Download DDN’s reference architectures for BasePOD and SuperPOD here (registration required).

DDN says it supports thousands of DGX systems around the globe and deployed more than 2.5 exabytes of storage overall in 2021. At the close of the first half of 2022, it had 16 percent year-over-year growth, fueled by commercial enterprise demand for optimized infrastructure for AI. In other words, Nvidia’s success with its DGX POD architectures is proving to be a great tailwind for storage suppliers like DDN.

NetApp

NetApp’s portfolio of Nvidia-accelerated solutions includes ONTAP AI, which is built on the DGX BasePOD. It includes Nvidia DGX Foundry, which features the Base Command software and NetApp Keystone Flex Subscription.

NetApp Nvidia architecture

The components are:

  • Nvidia DGX A100 systems
  • NetApp AFF A-Series storage systems with ONTAP 9
  • Nvidia Mellanox Spectrum SN3700C, Nvidia Mellanox Quantum QM8700, and/or Nvidia Mellanox Spectrum SN3700-V
  • Nvidia DGX software stack
  • NetApp AI Control Plane
  • NetApp DataOps Toolkit

The architecture includes NetApp’s all-flash AFF A800 arrays with 2, 4 and 8 DGX A100 servers. Customers can expect to get more than 2GB/sec of sustained throughput (5GB/sec peak) with under 1 millisecond of latency, while the GPUs operate at over 95 percent utilization. A single NetApp AFF A800 system supports throughput of 25GB/sec for sequential reads and 1 million IOPS for small random reads, at latencies of less than 500 microseconds for NAS workloads.

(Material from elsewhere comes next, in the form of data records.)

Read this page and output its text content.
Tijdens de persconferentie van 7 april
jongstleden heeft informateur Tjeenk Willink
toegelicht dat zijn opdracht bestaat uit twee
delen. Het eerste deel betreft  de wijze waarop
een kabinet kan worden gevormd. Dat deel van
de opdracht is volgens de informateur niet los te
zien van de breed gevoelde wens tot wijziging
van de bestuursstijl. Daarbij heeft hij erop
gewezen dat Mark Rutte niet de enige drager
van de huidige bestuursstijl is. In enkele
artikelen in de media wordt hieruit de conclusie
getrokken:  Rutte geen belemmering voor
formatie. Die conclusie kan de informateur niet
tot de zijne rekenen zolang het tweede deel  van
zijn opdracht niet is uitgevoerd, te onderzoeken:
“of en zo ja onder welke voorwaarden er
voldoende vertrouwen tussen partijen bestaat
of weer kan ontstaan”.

NetApp has released specific ONTAP AI reference architectures for healthcare (diagnostic imaging), autonomous driving, and financial services.

Blocks & Files expects Nvidia’s other storage partners – Dell, Pure Storage, and VAST Data – to announce their BasePOD architectures promptly. In case you were wondering about HPE, its servers are included in Weka’s BasePOD architecture.